Twelve years pass. Layla has been declared legally dead, Finn now lives a quiet life in the Cotswolds, and he is affianced to Ellen, Layla's sister. She is Layla's opposite—calm, sophisticated, sensible, demure…. But the very announcement of impending nuptials sets off a string of bizarre consequences that begin when Ellen receives in the mail the missing piece of a Russian doll set she lost as a child. Only Layla knew about this. Other Russian dolls appear, with Finn doing his best to snatch them away before Ellen discovers them. There are reports of Ellen sightings and Finn begins to get emails with information that only Layla knew. Is she back? Is this a sick joke? Why doesn't she show herself? These questions haunt Finn. He becomes more and more agitated and irrational—which doesn't make him any more likable.

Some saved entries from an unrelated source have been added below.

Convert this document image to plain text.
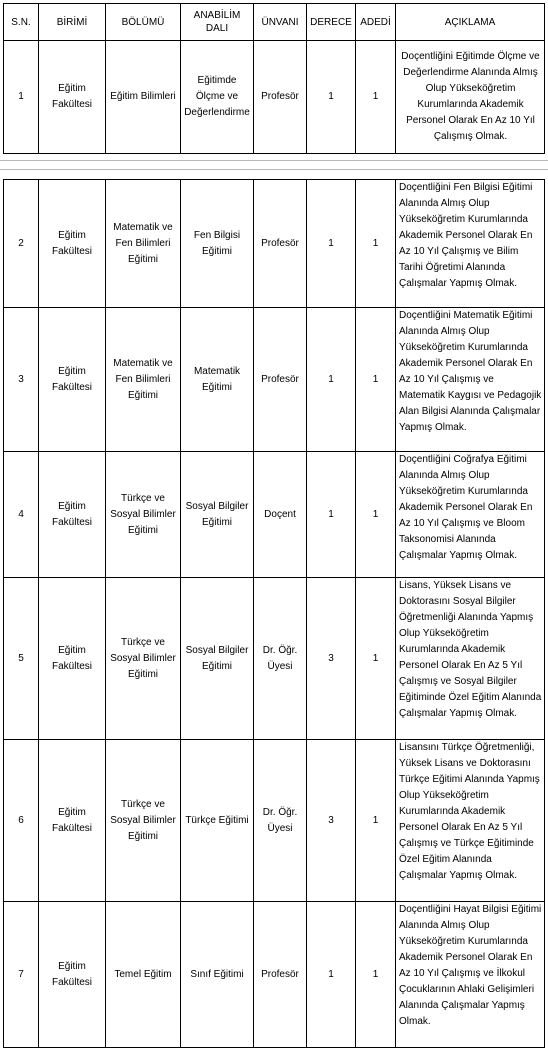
S.N.	BİRİMİ	BÖLÜMÜ	ANABİLİM DALI	ÜNVANI	DERECE	ADEDİ	AÇIKLAMA
1	Eğitim Fakültesi	Eğitim Bilimleri	Eğitimde Ölçme ve Değerlendirme	Profesör	1	1	Doçentliğini Eğitimde Ölçme ve Değerlendirme Alanında Almış Olup Yükseköğretim Kurumlarında Akademik Personel Olarak En Az 10 Yıl Çalışmış Olmak.
2	Eğitim Fakültesi	Matematik ve Fen Bilimleri Eğitimi	Fen Bilgisi Eğitimi	Profesör	1	1	Doçentliğini Fen Bilgisi Eğitimi Alanında Almış Olup Yükseköğretim Kurumlarında Akademik Personel Olarak En Az 10 Yıl Çalışmış ve Bilim Tarihi Öğretimi Alanında Çalışmalar Yapmış Olmak.
3	Eğitim Fakültesi	Matematik ve Fen Bilimleri Eğitimi	Matematik Eğitimi	Profesör	1	1	Doçentliğini Matematik Eğitimi Alanında Almış Olup Yükseköğretim Kurumlarında Akademik Personel Olarak En Az 10 Yıl Çalışmış ve Matematik Kaygısı ve Pedagojik Alan Bilgisi Alanında Çalışmalar Yapmış Olmak.
4	Eğitim Fakültesi	Türkçe ve Sosyal Bilimler Eğitimi	Sosyal Bilgiler Eğitimi	Doçent	1	1	Doçentliğini Coğrafya Eğitimi Alanında Almış Olup Yükseköğretim Kurumlarında Akademik Personel Olarak En Az 10 Yıl Çalışmış ve Bloom Taksonomisi Alanında Çalışmalar Yapmış Olmak.
5	Eğitim Fakültesi	Türkçe ve Sosyal Bilimler Eğitimi	Sosyal Bilgiler Eğitimi	Dr. Öğr. Üyesi	3	1	Lisans, Yüksek Lisans ve Doktorasını Sosyal Bilgiler Öğretmenliği Alanında Yapmış Olup Yükseköğretim Kurumlarında Akademik Personel Olarak En Az 5 Yıl Çalışmış ve Sosyal Bilgiler Eğitiminde Özel Eğitim Alanında Çalışmalar Yapmış Olmak.
6	Eğitim Fakültesi	Türkçe ve Sosyal Bilimler Eğitimi	Türkçe Eğitimi	Dr. Öğr. Üyesi	3	1	Lisansını Türkçe Öğretmenliği, Yüksek Lisans ve Doktorasını Türkçe Eğitimi Alanında Yapmış Olup Yükseköğretim Kurumlarında Akademik Personel Olarak En Az 5 Yıl Çalışmış ve Türkçe Eğitiminde Özel Eğitim Alanında Çalışmalar Yapmış Olmak.
7	Eğitim Fakültesi	Temel Eğitim	Sınıf Eğitimi	Profesör	1	1	Doçentliğini Hayat Bilgisi Eğitimi Alanında Almış Olup Yükseköğretim Kurumlarında Akademik Personel Olarak En Az 10 Yıl Çalışmış ve İlkokul Çocuklarının Ahlaki Gelişimleri Alanında Çalışmalar Yapmış Olmak.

As I suggested earlier, much of Bring Me Back is more or less a crib of Gaslight, with the gender roles reversed. Although I unraveled a few rather obvious clues early on, I give Paris credit in that I did not anticipate the mystery's resolution. Nor did I particularly buy it once I finished the novel and thought about it. But perhaps this is the classic definition of a good summer read—one that keeps you swirling in the whirlpool until you cling to a branch, pull yourself out, and discover that the churning water was only two feet deep.

Thanks to St. Martin's Press and NetGalley for providing an advance copy of this novel.